The damage-control team must identify
major concerns
that should be addressed by the president and upper management,
and list administrative actions and decisions that others can take
care of
Roles must be assigned: people must know their specific responsibilities
and be able to make decisions and take action within their assignments.
Early morning meetings of the damage-control team must be scheduled
for each day, commencing on day two.
The damage-control plan must cover every facet of the organization's
activities. Plans must be made and roles clearly assigned to contact
employees, suppliers and customers, for instance. Contingency production
plans must be in place.
The plan should include management at
all levels
It must cover every manager and supervisor. Managers and supervisors
should not be left wondering how they are going to explain the occurrence
to their immediate crew. They should be able to expect a clear communiqué
issued by a knowledgeable management person acting for top management.
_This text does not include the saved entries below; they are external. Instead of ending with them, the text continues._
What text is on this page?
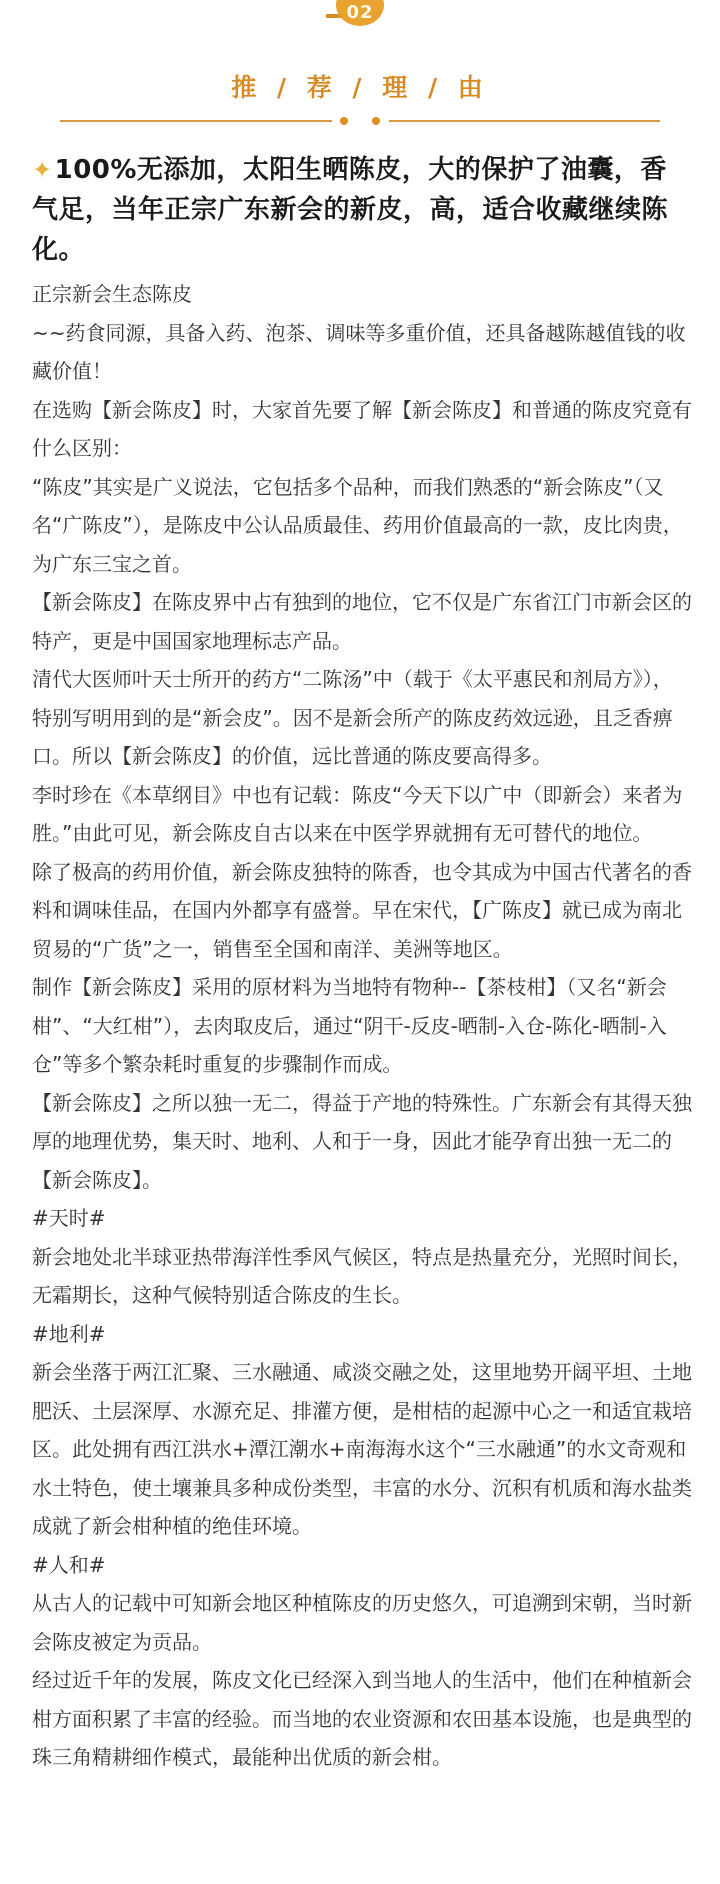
02
推 / 荐 / 理 / 由
✦100%无添加，太阳生晒陈皮，大的保护了油囊，香气足，当年正宗广东新会的新皮，高，适合收藏继续陈化。

正宗新会生态陈皮

~~药食同源，具备入药、泡茶、调味等多重价值，还具备越陈越值钱的收藏价值！

在选购【新会陈皮】时，大家首先要了解【新会陈皮】和普通的陈皮究竟有什么区别：

“陈皮”其实是广义说法，它包括多个品种，而我们熟悉的“新会陈皮”（又名“广陈皮”），是陈皮中公认品质最佳、药用价值最高的一款，皮比肉贵，为广东三宝之首。

【新会陈皮】在陈皮界中占有独到的地位，它不仅是广东省江门市新会区的特产，更是中国国家地理标志产品。

清代大医师叶天士所开的药方“二陈汤”中（载于《太平惠民和剂局方》），特别写明用到的是“新会皮”。因不是新会所产的陈皮药效远逊，且乏香痹口。所以【新会陈皮】的价值，远比普通的陈皮要高得多。

李时珍在《本草纲目》中也有记载：陈皮“今天下以广中（即新会）来者为胜。”由此可见，新会陈皮自古以来在中医学界就拥有无可替代的地位。

除了极高的药用价值，新会陈皮独特的陈香，也令其成为中国古代著名的香料和调味佳品，在国内外都享有盛誉。早在宋代，【广陈皮】就已成为南北贸易的“广货”之一，销售至全国和南洋、美洲等地区。

制作【新会陈皮】采用的原材料为当地特有物种--【茶枝柑】（又名“新会柑”、“大红柑”），去肉取皮后，通过“阴干-反皮-晒制-入仓-陈化-晒制-入仓”等多个繁杂耗时重复的步骤制作而成。

【新会陈皮】之所以独一无二，得益于产地的特殊性。广东新会有其得天独厚的地理优势，集天时、地利、人和于一身，因此才能孕育出独一无二的【新会陈皮】。

#天时#

新会地处北半球亚热带海洋性季风气候区，特点是热量充分，光照时间长，无霜期长，这种气候特别适合陈皮的生长。

#地利#

新会坐落于两江汇聚、三水融通、咸淡交融之处，这里地势开阔平坦、土地肥沃、土层深厚、水源充足、排灌方便，是柑桔的起源中心之一和适宜栽培区。此处拥有西江洪水+潭江潮水+南海海水这个“三水融通”的水文奇观和水土特色，使土壤兼具多种成份类型，丰富的水分、沉积有机质和海水盐类成就了新会柑种植的绝佳环境。

#人和#

从古人的记载中可知新会地区种植陈皮的历史悠久，可追溯到宋朝，当时新会陈皮被定为贡品。

经过近千年的发展，陈皮文化已经深入到当地人的生活中，他们在种植新会柑方面积累了丰富的经验。而当地的农业资源和农田基本设施，也是典型的珠三角精耕细作模式，最能种出优质的新会柑。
If the president or facility manager
is not involved directly in the damage-control team, he or she should
see its report and approve the final plan
If upper management is involved in the plan, it will have greater
credibility.
Communication lies at the heart of the
plan
Copies must be circulated among all personnel affected by it. The
plan should be discussed, and everyone must know and understand
their assigned roles. The better everyone can play their parts,
the faster the organization can return to normal.